Те, кто уехал из Донецка во время эвакуации, принимали решение об этом сами — заставить женщину с детьми просто так ради картинки сорваться с места сложно.
Большая часть моих друзей уехали из города в 2014 году, но на этот раз никто не двинулся с места. Несмотря на то что последние несколько дней были слышны звуки артиллерии, они были не такими сильными, чтобы люди испугались и сорвались куда-то. Им было недостаточно страшно. Некоторые рассуждают так: если суждено погибнуть, то лучше уж у себя дома. Я тоже не собираюсь уезжать из Донецка. Здесь родители, к тому же я люблю свой город и не могу оставить его.

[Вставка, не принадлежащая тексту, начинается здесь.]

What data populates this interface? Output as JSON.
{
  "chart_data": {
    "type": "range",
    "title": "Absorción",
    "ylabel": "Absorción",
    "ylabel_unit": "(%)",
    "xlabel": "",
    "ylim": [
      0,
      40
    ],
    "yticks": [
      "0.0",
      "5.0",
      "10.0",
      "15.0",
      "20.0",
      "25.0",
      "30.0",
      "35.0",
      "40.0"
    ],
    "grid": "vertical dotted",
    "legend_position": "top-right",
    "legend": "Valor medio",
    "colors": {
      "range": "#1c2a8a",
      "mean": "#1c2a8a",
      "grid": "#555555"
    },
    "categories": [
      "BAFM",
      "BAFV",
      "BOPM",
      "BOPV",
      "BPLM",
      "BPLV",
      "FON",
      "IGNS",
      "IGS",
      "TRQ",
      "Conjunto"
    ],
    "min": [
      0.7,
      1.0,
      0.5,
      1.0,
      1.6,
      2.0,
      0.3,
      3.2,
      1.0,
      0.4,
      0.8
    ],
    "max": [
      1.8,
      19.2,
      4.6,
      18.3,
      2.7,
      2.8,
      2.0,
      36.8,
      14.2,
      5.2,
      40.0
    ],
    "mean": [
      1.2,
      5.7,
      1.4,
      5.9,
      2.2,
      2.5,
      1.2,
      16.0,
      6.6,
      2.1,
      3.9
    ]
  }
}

За последние восемь лет каждый день нам что-то напоминало о войне: то кто-то стреляет, то беспилотник взорвется, то еще что-то бахнет. За несколько дней до объявления мобилизации звуки артиллерии стали особенно частыми.
Я слежу за новостями, но не погружаюсь в них серьезно — нельзя же все восемь лет войны пропускать новости через себя. Я не смотрела обращение Путина, но читала его онлайн. Особых эмоций я не испытывала, только легкая тревога и желание побыстрее понять, что будет дальше. Когда он признал республики, я не почувствовала ни страха, ни разочарования. Просто стало понятно, что теперь все будет по-другому. Мы и так знали, что будет, но одно дело знать, а другое — услышать это собственными ушами.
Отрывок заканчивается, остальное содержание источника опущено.